Incensed finger-waggers have observed that these pressured withdrawals are very damaging to universities, because, after all, universities are claimed to be sites of open and respectful argument where ideas can be challenged and debated freely. What kind of closed-minded places are these universities if they cannot engage respectfully with controversial views and encourage their students to do likewise? What about the free exchange of ideas? What about confronting perspectives different than one’s own–those that are alien or that induce alienation?
This all seems rather silly. First, is it really the case that graduations are moments where the university displays what are claimed to be its intellectual virtues in chief?

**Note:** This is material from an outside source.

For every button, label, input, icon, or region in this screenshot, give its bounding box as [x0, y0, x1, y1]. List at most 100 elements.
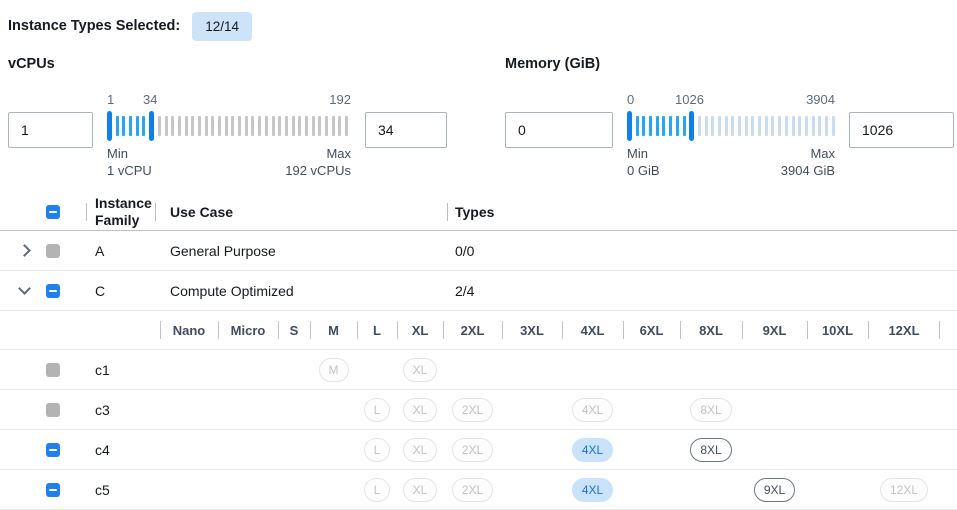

Does anybody believe that the very tail end of the higher educational experience, right as the students are walking out the door, is the moment to showcase these qualities–a moment where nobody but the Commencement speaker actually gets a chance to express any views? Speeches delivered at Commencements are nearly universally empty, gaseous, platitudinous, and saccharine. That is by design. That is their function. They are the most perfunctory part of the ceremony. The speaker pumps the bellows for a bit while the assembly listens with half an ear; the other ear and a half is preoccupied with much more interesting matters, like wondering whether one is sweating too much, or about a sudden acrid smell. The parents of the graduates pretend to listen while clucking about their dearest ones in the crowd. And then, at long last, it’s on to the reception bar with all deliberate speed.
What the pressured withdrawals might suggest is that many universities really are not places where students learn and exercise the habits of intellectual engagement and exchange in any appreciable degree at all. The Commencement speech is just the last in a long trail of hot air. Indeed, some have suggested that many American universities are simply gargantuan machines dedicated to the cultivation of middle-class tastes and distinctively shallow civic points of view–mills for producing good and voracious consumers with whatever miscellany of attendant politics one needs to get on without incident or complaint. That seems slightly sour, but if it is true, then the graduation speech is of a piece with the rest of the experience.
I’ve made it to some of my own graduations and skipped just as many. I can’t say I ever felt regret about those I skipped. Of the many Commencement addresses I have heard, not a single one I can remember provoked deep intellectual engagement or reflection in me. Maybe I was unlucky with the speakers; certainly they were unlucky with me. Perhaps the problem is that I can’t remember any of them. I do know that the speeches all contained the requisite elements of vaguely Whiggish optimism, indistinct exhortation, and comfortable banality that characterizes much of university life. They were delivered by people with anodyne, milk-and-water backgrounds and views who had reached prominent positions. So it should come as no surprise at all when a university calibrates the selection of its Commencement speaker accordingly.